Prathyusha Bachali1, Erika Hubbard2, Kathryn Kingsmore Allison2, Yisha He2, Amrie Grammer3 and Peter Lipsky2, 1AMPEL BioSolutions, Redmond, WA, 2AMPEL BioSolutions, Charlottesville, VA, 3AMPEL LLC, Charlottesville, VA
Background/Purpose: Patients with SLE can exhibit considerable clinical heterogeneity. A robust patient stratification approach can help to characterize individual lupus patients more effectively based on their molecular profile. Machine learning (ML) and analysis of molecular profiles can help to classify lupus patients more precisely, but proper validation is required for clinical implementation of these methods by rheumatologists.
Methods: This study comprised 3,166 lupus samples extracted from 17 lupus blood gene expression datasets. Gene set variation analysis (GSVA) was carried out on each normalized dataset using 32 cell and process gene modules and resulting module enrichment scores were used as input into stable k-means clustering to subset lupus patients based on their gene expression profiles. We employed five different classification models including logistic regression (LR), Support Vector Machine (SVM), random forest (RF), and neural network to classify the lupus patients into patient subsets determined by k-means. The OnevsOne multi-class classification approach was used to avoid class imbalance. SHapley Additive exPlanations (SHAP) values were calculated for each patient subset to determine the most important features used in model prediction. The abnormalities of each lupus subset were summarized by a composite score developed by ridge regression modeling.

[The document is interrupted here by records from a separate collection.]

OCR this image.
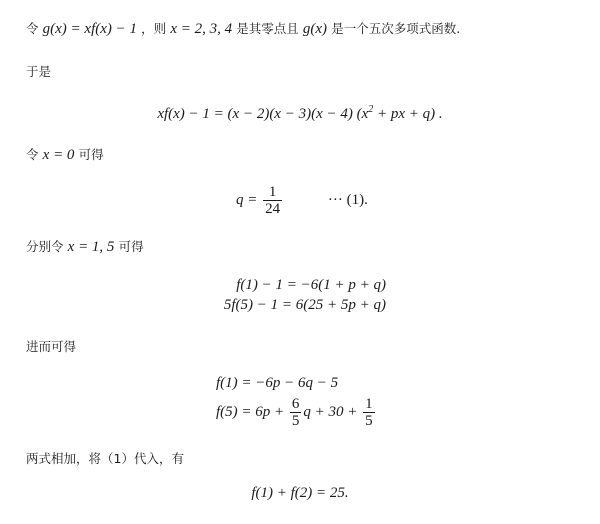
令 g(x) = xf(x) − 1 ，则 x = 2, 3, 4 是其零点且 g(x) 是一个五次多项式函数.
于是
xf(x) − 1 = (x − 2)(x − 3)(x − 4) ($x^2$ + px + q) .
令 x = 0 可得
$q = \frac{1}{24}$	··· (1).
分别令 x = 1, 5 可得
f(1) − 1 = −6(1 + p + q)
5f(5) − 1 = 6(25 + 5p + q)
进而可得
f(1) = −6p − 6q − 5
$f(5) = 6p + \frac{6}{5}$ $q + 30 + \frac{1}{5}$
两式相加，将（1）代入，有
f(1) + f(2) = 25.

Results: Implementation of stable k-means clustering with the elbow method on GSVA scores of 3,166 lupus profiles identified eight subsets of lupus patients (Fig. 1). To evaluate and validate the classifiers, the trained models were applied to unseen data from 13 independent datasets. Among the four classifiers, SVM and LR performed best, with high degrees of accuracy (98%), precision (94%), sensitivity, and specificity (Fig. 2A-C). SHAP identified the IFN, monocyte, and anti-inflammation modules as the top contributors for classification of the lupus subsets (Fig. 2D). A composite molecular score, which comprised aggregate molecular scores of each GSVA gene module, was developed by ridge regression modeling and allowed for calculation of a molecular score for each lupus patient (Fig. 3A). A subset of patients was identified whose molecular scores were not different than those found in normal subjects, whereas other subsets of lupus patients had progressively higher scores indicative of the aggregation of molecular abnormalities. The composite molecular scores were significantly correlated with both anti-DNA titers and SLEDAI (Fig. 3B-C)
Conclusion: Altogether, the separation of lupus patients into molecular subsets was reproducible across 17 datasets. ML and SHAP allowed for the identification of key features necessary for the classification of distinct subsets of lupus patients and ridge regression permitted reduction of gene expression profiles to a score to assess lupus-related immune activity that correlated with clinical features. The implementation of a molecular score may provide a means to categorize lupus patients numerically based on the nature of each individual's underlying molecular abnormalities. Figure 1. Stable k-Means clustering analysis of 3,166 samples reveals eight lupus subsets. Heatmap of k-means clustering using GSVA enrichment scores for 32 cell and pathway modules (rows) in 3,166 samples (columns).
Figure 2. Machine learning algorithms can predict lupus subset memberships with high accuracy and identify the key contributors. Area under the ROC curve (AUC), performance metrics, and confusion matrices of each of 3 classifiers are summarized: (A) support vector machine, (B) logistic regression, and (C) random forest. Each model was trained and validated on 2,183 samples and tested on the 13 independent datasets (n=983). (D) Top 20 key contributors identified by SHapley Additive exPlanations (SHAP).
Figure 3. Gene expression-based molecular score as a metric to determine lupus patient disease severity. (a) The mean + SEM (top) and distribution (bottom) of the composite molecular score for the six molecular subsets in GSE88884. Statistical differences between mean scores of the molecular subsets were evaluated with Kruskal-Wallis test with Dunn’s multiple comparisons. Linear regression between (b) SLEDAI or (c) Anti-dsDNA and the molecular score. Disclosures: P. Bachali, None; E. Hubbard, None; K. Kingsmore Allison, None; Y. He, None; A. Grammer, None; P. Lipsky, None.